A colaboração do LHCb realizou vários testes para validar seus resultados. Todos esses testes confirmaram que o sinal observado estava associado a um tetraquark Tcc+. Finalmente, eles mediram a massa do tetraquark Tcc+ e a largura de seu pico.

“De acordo com as leis da mecânica quântica, a largura do pico está relacionada ao tempo de vida inverso da partícula, e descobrimos que a largura corresponde a um tempo de vida muito longo, um dos maiores para as partículas que decaem devido a fortes interações e o mais longo de todos os hádrons exóticos encontrados até agora”, disse Belyaev. “Em certo sentido, Tcc+ é Matusalém dos hádrons exóticos.”

Os pesquisadores realizaram recentemente um estudo de acompanhamento, apresentado na Nature Communications, explorando ainda mais as propriedades da partícula Tcc+. Neste trabalho, eles mostraram que o padrão de decaimento é consistente com Tcc+→(D*+→D0Π+)D0 . Eles também verificaram a distribuição da massa dos pares D0D0 e D+D0 e descobriram que os aprimoramentos nesses espectros são muito bem consistentes com os decaimentos Tcc+→(D*+→D0Π+)D0 com méson Π+ ausente e Tcc+→( D*+→D+Π0/γ)D0 com Π0/γ ausente.

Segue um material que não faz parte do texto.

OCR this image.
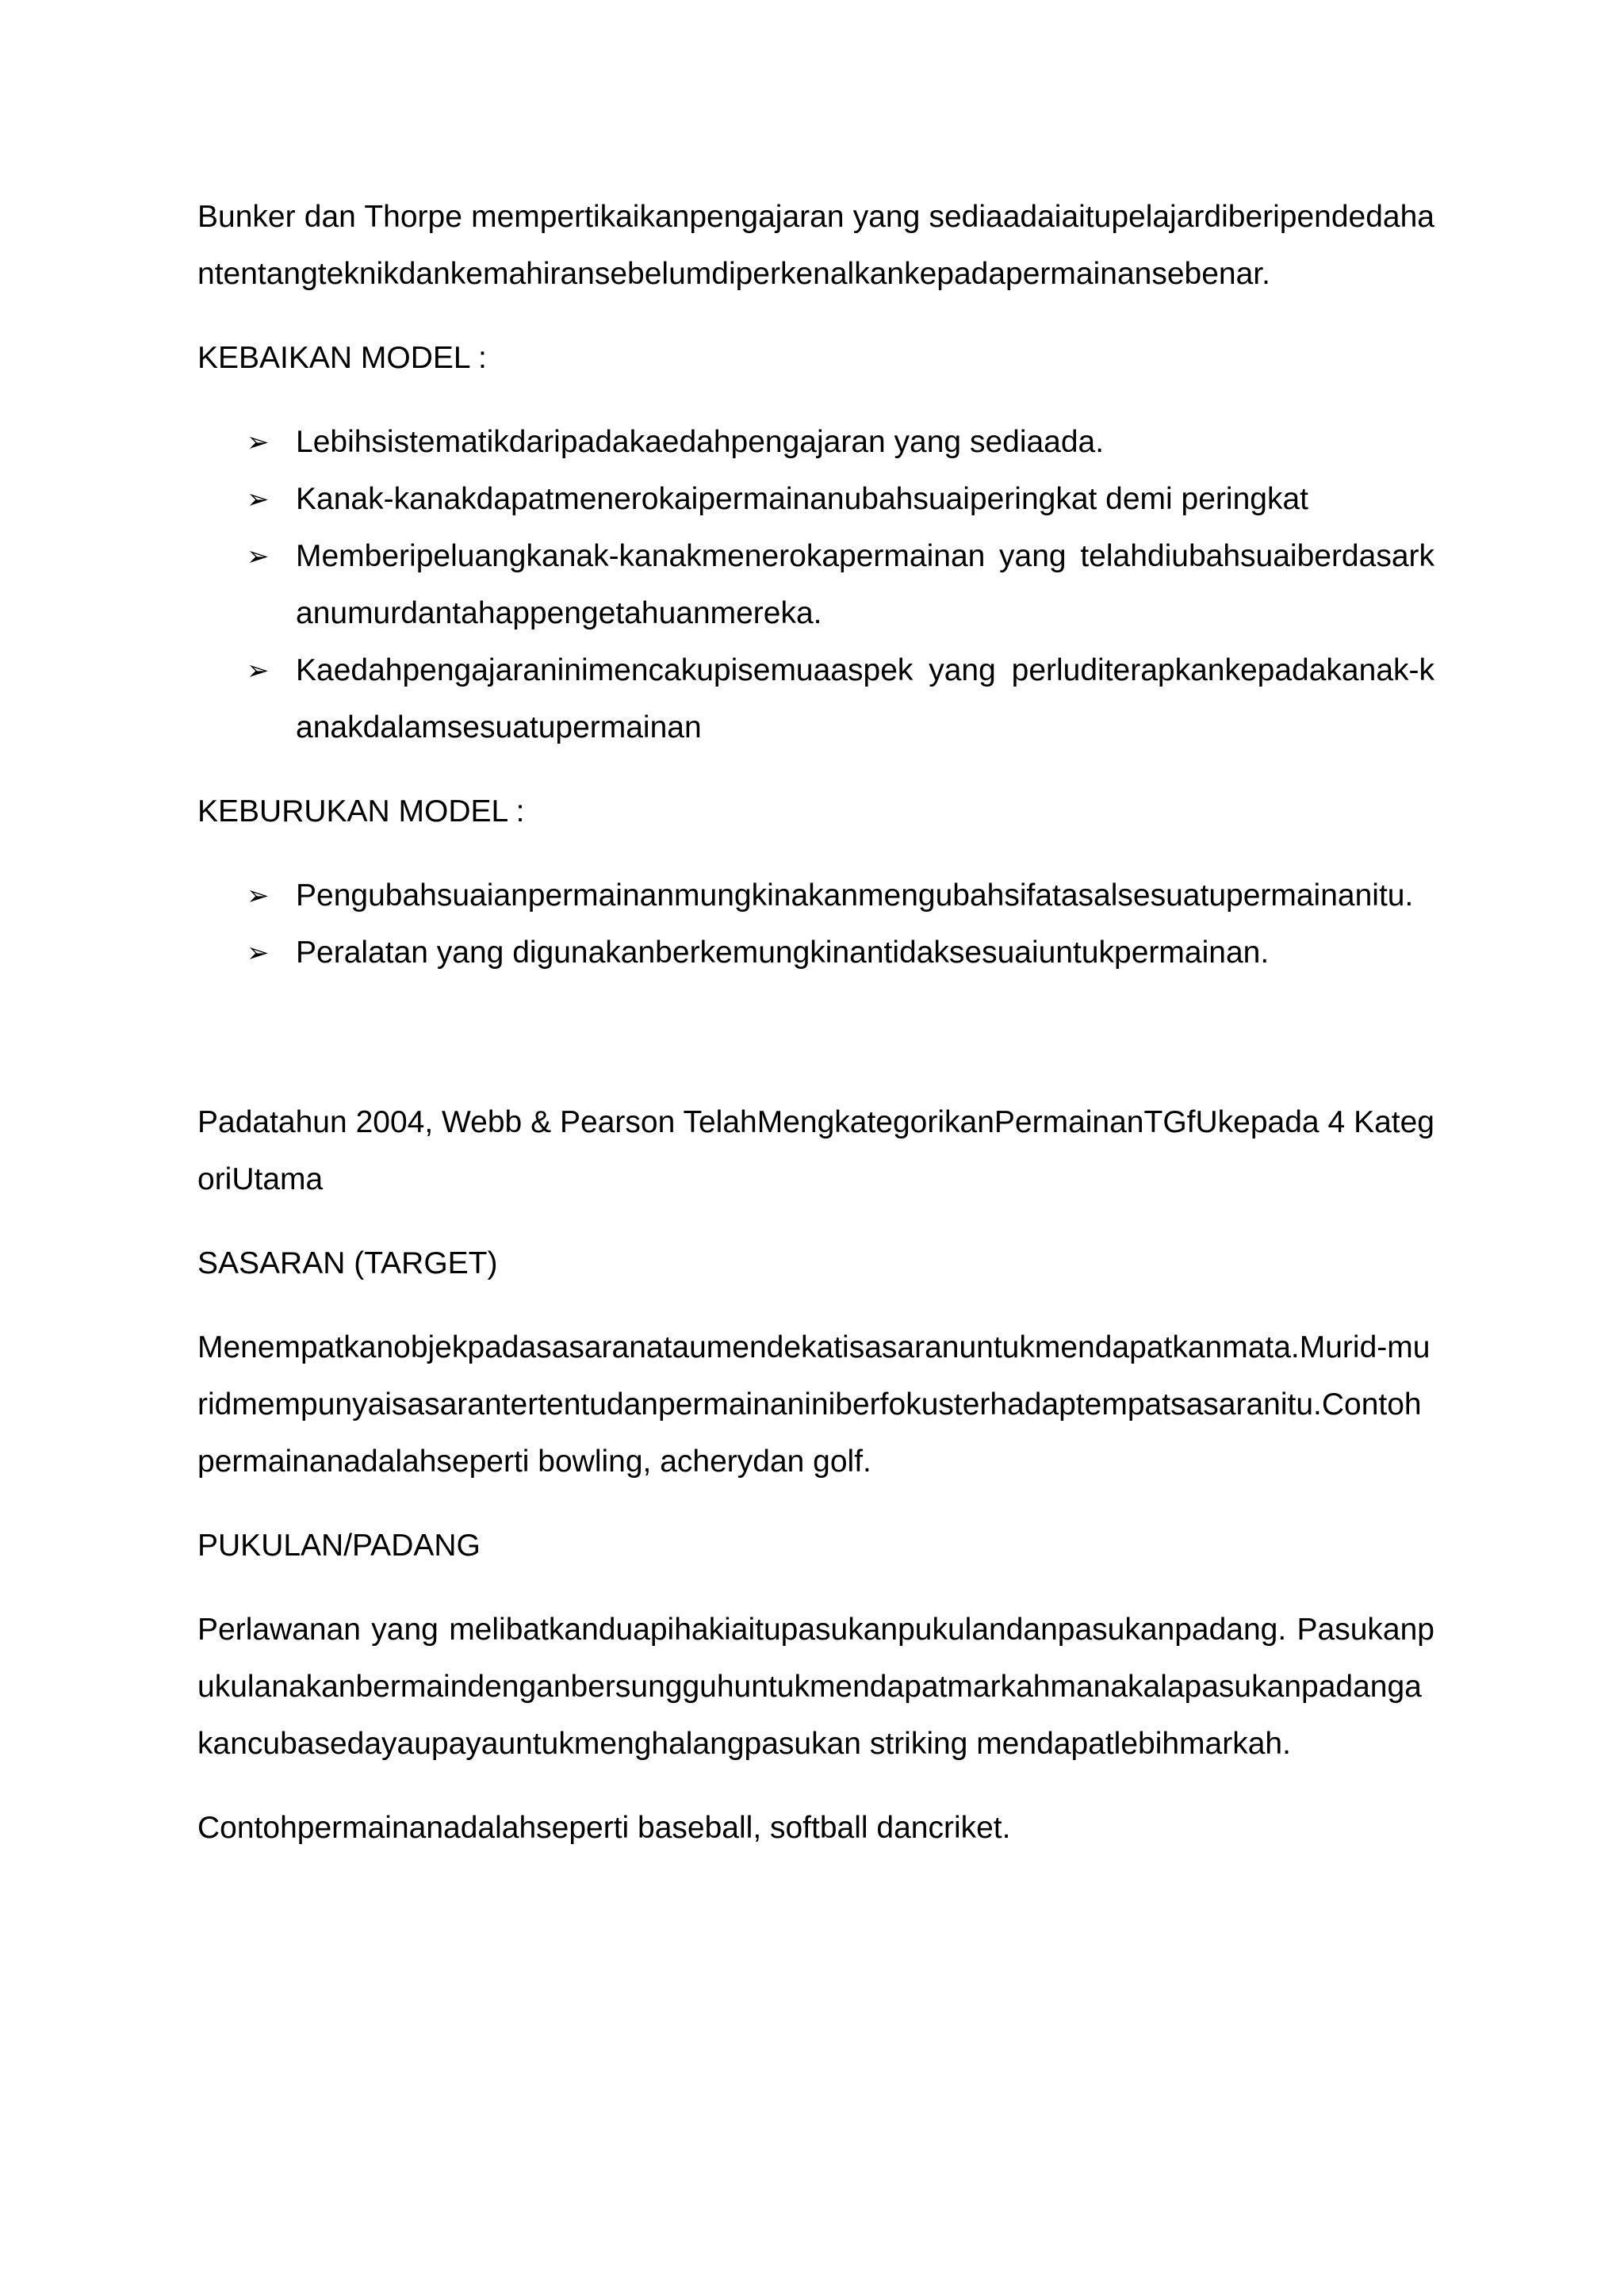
Bunker dan Thorpe mempertikaikanpengajaran yang sediaadaiaitupelajardiberipendedahantentangteknikdankemahiransebelumdiperkenalkankepadapermainansebenar.

KEBAIKAN MODEL :

➢ Lebihsistematikdaripadakaedahpengajaran yang sediaada.
➢ Kanak-kanakdapatmenerokaipermainanubahsuaiperingkat demi peringkat
➢ Memberipeluangkanak-kanakmenerokapermainan yang telahdiubahsuaiberdasarkanumurdantahappengetahuanmereka.
➢ Kaedahpengajaraninimencakupisemuaaspek yang perluditerapkankepadakanak-kanakdalamsesuatupermainan

KEBURUKAN MODEL :

➢ Pengubahsuaianpermainanmungkinakanmengubahsifatasalsesuatupermainanitu.
➢ Peralatan yang digunakanberkemungkinantidaksesuaiuntukpermainan.

Padatahun 2004, Webb & Pearson TelahMengkategorikanPermainanTGfUkepada 4 KategoriUtama

SASARAN (TARGET)

Menempatkanobjekpadasasaranataumendekatisasaranuntukmendapatkanmata.Murid-muridmempunyaisasarantertentudanpermainaniniberfokusterhadaptempatsasaranitu.Contohpermainanadalahseperti bowling, acherydan golf.

PUKULAN/PADANG

Perlawanan yang melibatkanduapihakiaitupasukanpukulandanpasukanpadang. Pasukanpukulanakanbermaindenganbersungguhuntukmendapatmarkahmanakalapasukanpadangakancubasedayaupayauntukmenghalangpasukan striking mendapatlebihmarkah.

Contohpermainanadalahseperti baseball, softball dancriket.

“Ainda não medimos os números quânticos das partículas Tcc+ diretamente, mas oferecemos fortes argumentos em apoio ao spin total J e paridade P da partícula observada, que são os números quânticos mais importantes, são JP=1+, em acordo perfeito com as expectativas”, disse Belyaev. “Para sondar outro número quântico importante, isospin, estudamos espectros de massa para os pares D0D0, D+D0, D+D+, D+D*+, procurando possíveis contribuições dos parceiros hipotéticos de isospin. Eles não encontraram sinais sugerindo que o isospin do estado Tcc+ recentemente observado é 0, de acordo com as previsões.”

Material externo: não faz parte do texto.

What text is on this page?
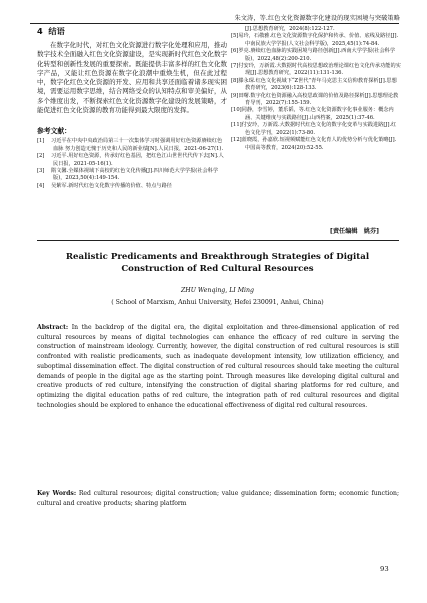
朱文涛，等.红色文化资源数字化建设的现实困境与突破策略
4 结语

在数字化时代，对红色文化资源进行数字化处理和应用，推动数字技术全面融入红色文化资源建设，是实现新时代红色文化数字化转型和创新性发展的重要探索。既能提供丰富多样的红色文化数字产品，又能让红色资源在数字化浪潮中重焕生机，但在此过程中，数字化红色文化资源的开发、应用和共享还面临着诸多现实困境，需要运用数字思维，结合网络受众的认知特点和审美偏好，从多个维度出发，不断探索红色文化资源数字化建设的发展策略，才能促进红色文化资源的教育功能得到最大限度的发挥。

参考文献：

[1] 习近平在中央中央政治局第三十一次集体学习时强调用好红色资源赓续红色血脉 努力创造无愧于历史和人民的新业绩[N].人民日报，2021-06-27(1).

[2] 习近平.用好红色资源，传承好红色基因，把红色江山世世代代传下去[N].人民日报，2021-05-16(1).

[3] 隋文馨.全媒体视域下高校的红色文化传播[J].四川师范大学学报(社会科学版)，2023,50(4):149-154.

[4] 吴紫军.新时代红色文化数字传播的价值、特点与路径

[J].思想教育研究，2024(8):122-127.

[5]易玲，石敬雅.红色文化资源数字化保护和传承、价值、底线及路径[J].中南民族大学学报(人文社会科学版)，2025,45(1):74-84.

[6]罗亮.赓续红色血脉的实践困境与路径创新[J].西南大学学报(社会科学版)，2022,48(2):200-210.

[7]付安玲，万新霞.大数据时代高校思想政治理论课红色文化传承功能的实现[J].思想教育研究，2022(11):131-136.

[8]滕永琛.红色文化视域下“Z世代”青年马克思主义信仰教育探析[J].思想教育研究，2023(6):128-133.

[9]田曙.数字化红色资源融入高校思政课的价值及路径探析[J].思想理论教育导刊，2022(7):155-159.

[10]同静，李雪婷，董乐韬，等.红色文化资源数字化事业服务：概念内涵、关键维度与实践路径[J].山西档案，2025(1):37-46.

[11]付安玲，万新霞.大数据时代红色文化的数字化变革与实践进路[J].红色文化学刊，2022(1):73-80.

[12]蓝晓霞，孙嘉欣.短视频赋能红色文化育人的优势分析与优化策略[J].中国高等教育，2024(20):52-55.

[责任编辑　姚芬]
Realistic Predicaments and Breakthrough Strategies of Digital Construction of Red Cultural Resources
ZHU Wenqing, LI Ming
( School of Marxism, Anhui University, Hefei 230091, Anhui, China)

Abstract: In the backdrop of the digital era, the digital exploitation and three-dimensional application of red cultural resources by means of digital technologies can enhance the efficacy of red culture in serving the construction of mainstream ideology. Currently, however, the digital construction of red cultural resources is still confronted with realistic predicaments, such as inadequate development intensity, low utilization efficiency, and suboptimal dissemination effect. The digital construction of red cultural resources should take meeting the cultural demands of people in the digital age as the starting point. Through measures like developing digital cultural and creative products of red culture, intensifying the construction of digital sharing platforms for red culture, and optimizing the digital education paths of red culture, the integration path of red cultural resources and digital technologies should be explored to enhance the educational effectiveness of digital red cultural resources.

Key Words: Red cultural resources; digital construction; value guidance; dissemination form; economic function; cultural and creative products; sharing platform

93
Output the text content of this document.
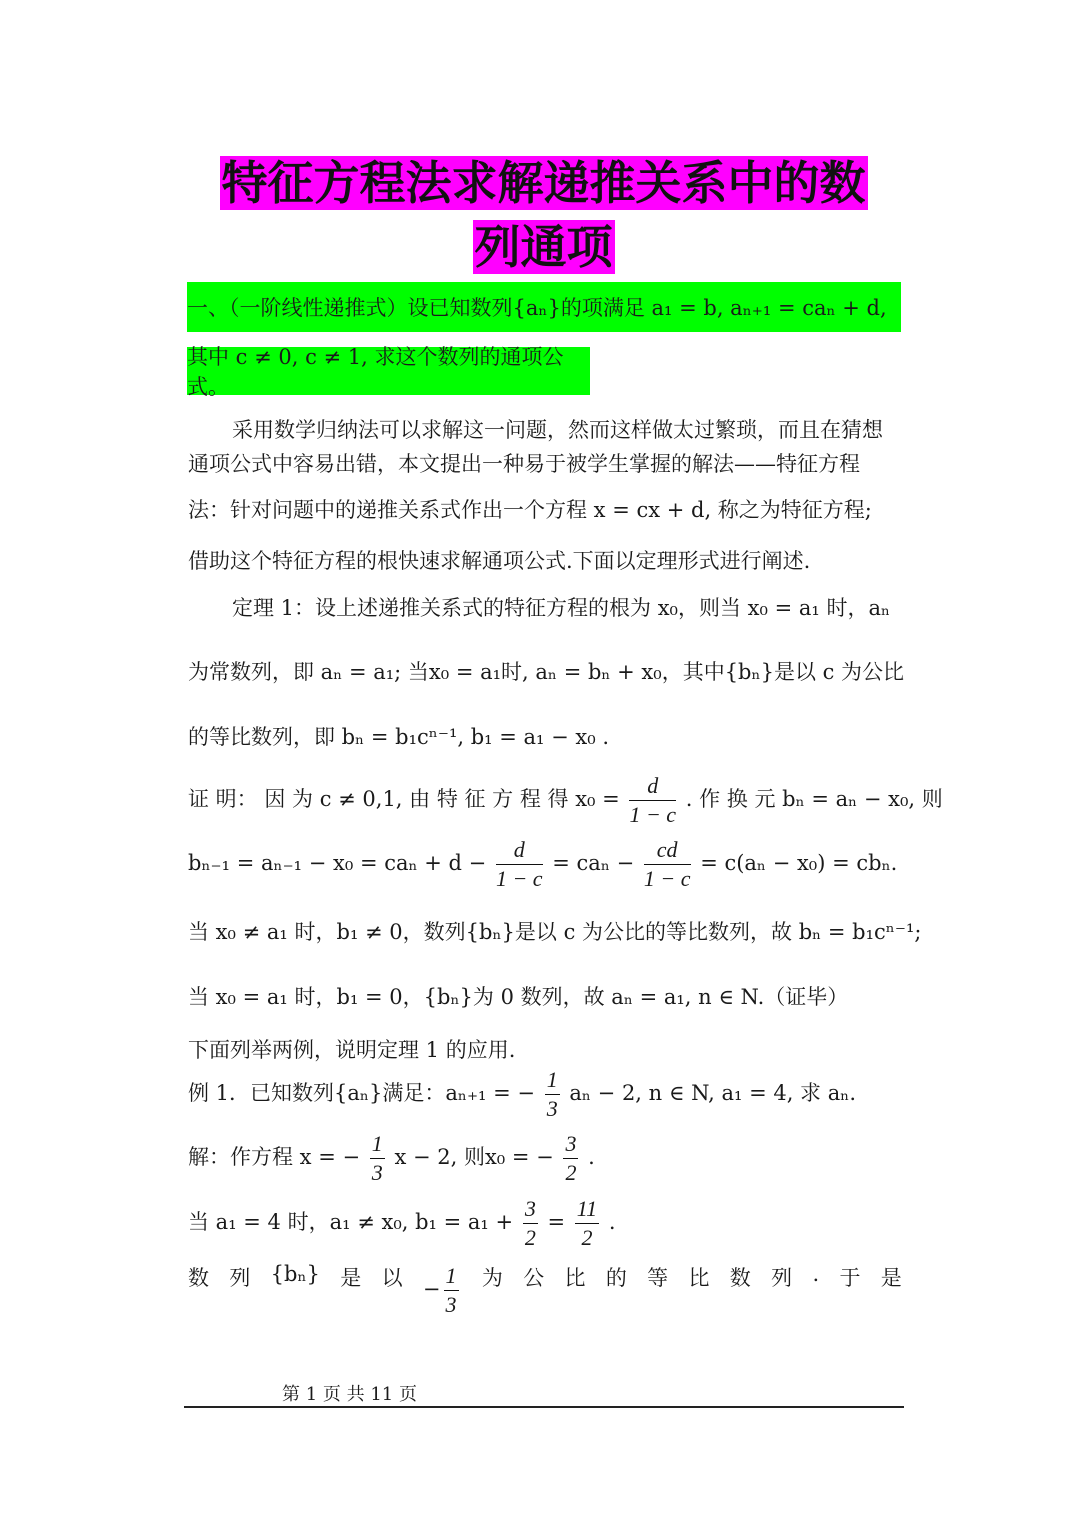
特征方程法求解递推关系中的数
列通项
一、（一阶线性递推式）设已知数列{aₙ}的项满足 a₁ = b, aₙ₊₁ = caₙ + d,
其中 c ≠ 0, c ≠ 1, 求这个数列的通项公式。
采用数学归纳法可以求解这一问题，然而这样做太过繁琐，而且在猜想
通项公式中容易出错，本文提出一种易于被学生掌握的解法——特征方程
法：针对问题中的递推关系式作出一个方程 x = cx + d, 称之为特征方程;
借助这个特征方程的根快速求解通项公式.下面以定理形式进行阐述.
定理 1：设上述递推关系式的特征方程的根为 x₀，则当 x₀ = a₁ 时，aₙ
为常数列，即 aₙ = a₁; 当x₀ = a₁时, aₙ = bₙ + x₀，其中{bₙ}是以 c 为公比
的等比数列，即 bₙ = b₁cⁿ⁻¹, b₁ = a₁ − x₀ .
证 明： 因 为 c ≠ 0,1, 由 特 征 方 程 得 $x_0 = \frac{d}{1 - c}$ . 作 换 元 bₙ = aₙ − x₀, 则
$b_{n-1} = a_{n-1} - x_0 = ca_n + d - \frac{d}{1 - c} = ca_n - \frac{cd}{1 - c} = c(a_n - x_0) = cb_n$.
当 x₀ ≠ a₁ 时，b₁ ≠ 0，数列{bₙ}是以 c 为公比的等比数列，故 bₙ = b₁cⁿ⁻¹;
当 x₀ = a₁ 时，b₁ = 0，{bₙ}为 0 数列，故 aₙ = a₁, n ∈ N.（证毕）
下面列举两例，说明定理 1 的应用.
例 1．已知数列{aₙ}满足：aₙ₊₁ = − $\frac{1}{3}$ aₙ − 2, n ∈ N, a₁ = 4, 求 aₙ.
解：作方程 x = − $\frac{1}{3}$ x − 2, 则x₀ = − $\frac{3}{2}$ .
当 a₁ = 4 时，a₁ ≠ x₀, $b_1 = a_1 + \frac{3}{2} = \frac{11}{2}$ .
数 列 {bₙ} 是 以 − $\frac{1}{3}$ 为 公 比 的 等 比 数 列 . 于 是
第 1 页 共 11 页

O tetraquark Tcc+ observado pela colaboração do LHCb pode ter pelo menos duas estruturas internas diferentes. Por exemplo, poderia ter uma “estrutura semelhante a moléculas”, onde dois quarks charm são separados por uma grande distância, comparável ao tamanho do núcleo atômico, uma “estrutura compacta”, onde a distância entre os dois quarks charm é significativamente menor ou uma combinação dos dois.

Em seu recente artigo de acompanhamento, a equipe usou um modelo sofisticado para determinar o que essa estrutura poderia ser e mediu as propriedades fundamentais do estado Tcc+, incluindo o comprimento de espalhamento, alcance efetivo e posição do pólo, que são importantes ao tentar determinar um estrutura interna da partícula. Os valores medidos pelos pesquisadores são compatíveis com uma estrutura tipo molecular, mas isso ainda não foi confirmado.

A observação da colaboração do LHCb do tetraquark Tcc+ é uma contribuição significativa para o campo de alta energia e física de partículas. De fato, já provocou importantes discussões teóricas sobre a natureza de Tcc+, estados semelhantes a moléculas relacionadas, como o enigmático X(3872), e a questão geral com a existência dos “tetraquarks compactos”.

Em seus estudos futuros, a colaboração planeja tentar determinar diretamente os números quânticos do novo estado, já que até agora eles só obtiveram evidências fortes, mas indiretas deles.

“É muito importante entender o mecanismo de produção do estado Tcc+ na colisão próton-próton”, acrescentou Belyaev. “Atualmente, temos algumas observações contra-intuitivas – algumas distribuições, como momento transversal e multiplicidade de trilhas são realmente intrigantes e mais dados são necessários para a resolução. Será muito interessante comparar a produção das partículas Tcc+ e Ξcc++ – aqui um certo nível de semelhança é esperado, mas também para comparar as propriedades, incluindo propriedades de produção, da partícula Tcc++ e uma enigmática partícula X(3872).